"'And how is your husband?'

"'Y pensez-vous? My husband? Fancy that! Why, I have none!'

"This is precisely the plot and dialogue in Shaw's Candida.


"I enjoyed Candida so intensely; I could have kissed the author. How entirely like my own dramas! How closely modelled on the dialogue of the little girls!

"A husband of forty, vigorous, brave, honest, hard-working in a noble cause, loving and loved, father of two children, befriends a boy of eighteen, who is as wayward and conceited and inconsistent as only boys of eighteen can be. That boy suddenly tells the husband that he, the boy, loved Candida, the wife of the said husband. The boy, not satisfied with this amenity, becomes intolerably impudent, and the husband, acting on his immediate and just sentiment, wants to throw him out of the house.

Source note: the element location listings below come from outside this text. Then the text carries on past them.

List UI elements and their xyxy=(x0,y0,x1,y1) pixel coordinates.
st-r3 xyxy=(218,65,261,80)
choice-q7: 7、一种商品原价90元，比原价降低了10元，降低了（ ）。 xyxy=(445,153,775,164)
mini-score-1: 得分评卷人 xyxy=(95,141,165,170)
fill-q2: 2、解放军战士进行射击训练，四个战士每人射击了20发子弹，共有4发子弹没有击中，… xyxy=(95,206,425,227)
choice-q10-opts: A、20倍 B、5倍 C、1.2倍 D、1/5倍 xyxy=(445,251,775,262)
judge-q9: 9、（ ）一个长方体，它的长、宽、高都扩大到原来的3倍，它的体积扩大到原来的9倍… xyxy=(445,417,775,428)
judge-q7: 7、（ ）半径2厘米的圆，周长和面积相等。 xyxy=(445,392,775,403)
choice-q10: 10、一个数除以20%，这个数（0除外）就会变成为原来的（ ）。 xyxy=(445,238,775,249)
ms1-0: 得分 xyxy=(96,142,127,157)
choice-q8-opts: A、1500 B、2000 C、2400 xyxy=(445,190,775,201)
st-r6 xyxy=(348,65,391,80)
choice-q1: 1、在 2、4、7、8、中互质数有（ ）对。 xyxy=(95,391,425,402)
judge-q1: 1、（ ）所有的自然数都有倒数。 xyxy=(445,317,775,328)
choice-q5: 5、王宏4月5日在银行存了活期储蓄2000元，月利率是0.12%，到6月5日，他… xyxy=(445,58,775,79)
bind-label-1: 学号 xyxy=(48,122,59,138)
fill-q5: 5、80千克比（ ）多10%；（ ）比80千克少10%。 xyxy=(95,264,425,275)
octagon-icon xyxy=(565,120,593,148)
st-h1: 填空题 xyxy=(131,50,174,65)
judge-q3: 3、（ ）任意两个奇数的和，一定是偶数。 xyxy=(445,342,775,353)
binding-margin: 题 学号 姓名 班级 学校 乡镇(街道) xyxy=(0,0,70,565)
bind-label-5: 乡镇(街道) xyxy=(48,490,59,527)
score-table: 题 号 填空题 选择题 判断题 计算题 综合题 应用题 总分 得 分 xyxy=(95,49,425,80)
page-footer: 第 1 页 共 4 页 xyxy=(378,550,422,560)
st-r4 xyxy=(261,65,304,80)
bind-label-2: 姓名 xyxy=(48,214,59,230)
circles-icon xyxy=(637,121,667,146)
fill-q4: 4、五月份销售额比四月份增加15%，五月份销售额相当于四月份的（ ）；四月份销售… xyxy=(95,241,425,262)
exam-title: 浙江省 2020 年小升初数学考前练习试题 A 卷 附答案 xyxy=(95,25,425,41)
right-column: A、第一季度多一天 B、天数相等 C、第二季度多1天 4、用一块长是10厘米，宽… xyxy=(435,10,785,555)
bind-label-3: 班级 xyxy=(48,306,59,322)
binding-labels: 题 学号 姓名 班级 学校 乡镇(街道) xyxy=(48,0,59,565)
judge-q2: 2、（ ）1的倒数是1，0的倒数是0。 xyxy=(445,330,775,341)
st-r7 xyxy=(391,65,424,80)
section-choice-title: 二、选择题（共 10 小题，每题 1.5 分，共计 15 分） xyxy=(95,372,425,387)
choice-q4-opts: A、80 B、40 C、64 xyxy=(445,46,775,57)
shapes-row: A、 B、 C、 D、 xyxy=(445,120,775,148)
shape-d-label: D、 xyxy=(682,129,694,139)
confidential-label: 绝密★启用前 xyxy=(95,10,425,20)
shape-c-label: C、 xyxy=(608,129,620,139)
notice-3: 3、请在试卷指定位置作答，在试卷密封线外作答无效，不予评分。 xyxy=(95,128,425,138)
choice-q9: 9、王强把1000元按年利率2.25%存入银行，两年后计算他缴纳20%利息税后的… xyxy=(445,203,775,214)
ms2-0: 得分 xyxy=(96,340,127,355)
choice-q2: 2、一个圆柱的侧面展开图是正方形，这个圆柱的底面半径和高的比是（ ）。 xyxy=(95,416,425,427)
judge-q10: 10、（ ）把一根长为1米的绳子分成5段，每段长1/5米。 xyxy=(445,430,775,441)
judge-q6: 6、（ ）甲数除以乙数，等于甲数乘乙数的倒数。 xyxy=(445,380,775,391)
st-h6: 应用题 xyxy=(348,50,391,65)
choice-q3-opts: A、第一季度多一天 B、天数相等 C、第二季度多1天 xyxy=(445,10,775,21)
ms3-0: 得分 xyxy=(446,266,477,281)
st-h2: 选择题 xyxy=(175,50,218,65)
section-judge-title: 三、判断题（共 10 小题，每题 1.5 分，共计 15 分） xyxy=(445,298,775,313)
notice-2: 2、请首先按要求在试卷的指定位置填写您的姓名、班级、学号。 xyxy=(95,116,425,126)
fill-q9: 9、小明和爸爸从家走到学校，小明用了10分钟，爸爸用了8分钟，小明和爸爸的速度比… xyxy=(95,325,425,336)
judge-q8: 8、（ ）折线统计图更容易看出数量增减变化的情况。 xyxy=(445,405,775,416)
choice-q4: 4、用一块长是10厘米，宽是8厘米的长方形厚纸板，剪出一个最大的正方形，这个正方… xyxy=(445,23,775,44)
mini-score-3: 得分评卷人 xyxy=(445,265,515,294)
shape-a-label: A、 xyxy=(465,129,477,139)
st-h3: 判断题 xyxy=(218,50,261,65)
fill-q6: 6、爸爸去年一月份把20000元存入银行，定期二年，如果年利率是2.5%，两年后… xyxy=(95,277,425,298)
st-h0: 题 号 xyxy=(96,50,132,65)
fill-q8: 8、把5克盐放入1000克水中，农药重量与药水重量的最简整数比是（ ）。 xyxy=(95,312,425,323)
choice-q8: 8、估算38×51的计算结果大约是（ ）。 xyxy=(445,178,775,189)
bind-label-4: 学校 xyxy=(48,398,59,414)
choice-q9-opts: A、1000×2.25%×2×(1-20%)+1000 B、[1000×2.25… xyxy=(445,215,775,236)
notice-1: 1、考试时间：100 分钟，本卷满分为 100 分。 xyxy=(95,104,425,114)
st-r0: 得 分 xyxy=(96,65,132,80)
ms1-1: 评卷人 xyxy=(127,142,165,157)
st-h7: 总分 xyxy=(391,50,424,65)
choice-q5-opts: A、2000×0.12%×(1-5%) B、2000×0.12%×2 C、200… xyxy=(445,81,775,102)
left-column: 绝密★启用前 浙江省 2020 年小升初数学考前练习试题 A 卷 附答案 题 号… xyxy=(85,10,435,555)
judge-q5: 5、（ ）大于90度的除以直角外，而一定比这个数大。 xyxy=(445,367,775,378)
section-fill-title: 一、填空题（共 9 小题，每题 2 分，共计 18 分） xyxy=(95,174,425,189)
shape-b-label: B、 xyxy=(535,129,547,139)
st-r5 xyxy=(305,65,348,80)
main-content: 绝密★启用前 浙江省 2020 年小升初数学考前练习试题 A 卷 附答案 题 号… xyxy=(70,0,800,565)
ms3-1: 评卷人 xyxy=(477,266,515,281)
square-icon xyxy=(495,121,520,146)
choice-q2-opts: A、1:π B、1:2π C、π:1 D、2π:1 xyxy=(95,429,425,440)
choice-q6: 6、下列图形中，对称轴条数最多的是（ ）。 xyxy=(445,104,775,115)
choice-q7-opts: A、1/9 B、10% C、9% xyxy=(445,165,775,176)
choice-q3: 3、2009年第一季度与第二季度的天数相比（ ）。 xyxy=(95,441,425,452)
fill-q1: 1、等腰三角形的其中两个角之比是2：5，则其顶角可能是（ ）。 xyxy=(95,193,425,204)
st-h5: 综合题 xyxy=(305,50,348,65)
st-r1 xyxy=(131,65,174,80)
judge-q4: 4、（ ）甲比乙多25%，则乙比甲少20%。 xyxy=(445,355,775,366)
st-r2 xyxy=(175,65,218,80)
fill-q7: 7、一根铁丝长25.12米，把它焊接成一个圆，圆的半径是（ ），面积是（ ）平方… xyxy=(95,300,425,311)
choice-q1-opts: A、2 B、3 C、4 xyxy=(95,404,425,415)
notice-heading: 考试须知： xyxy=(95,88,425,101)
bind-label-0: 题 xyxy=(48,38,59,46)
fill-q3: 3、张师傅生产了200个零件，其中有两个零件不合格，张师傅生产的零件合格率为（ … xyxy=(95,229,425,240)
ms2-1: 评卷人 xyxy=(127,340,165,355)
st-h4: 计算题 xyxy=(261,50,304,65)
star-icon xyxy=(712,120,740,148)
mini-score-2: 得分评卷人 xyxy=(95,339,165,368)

"But this is too much of what ninety-nine out of a hundred husbands would do. So instead of kicking the impertinent lad into the street, the husband—invites him to lunch.

"I was so afraid the husband would in the end bundle the youth out of the room. To my intense delight the author did not forget the rules of the Cynic drama, and the boy remained for lunch.

"Bravo! Bravo! I secretly hoped the husband would solemnly charge the interesting youth to fit Candida with the latest corset. To my amazement that did not take place. But yet there was some relief for me in store: the husband invites the boy to pass the evening with his wife alone.

"This is, of course, precisely what most husbands would do.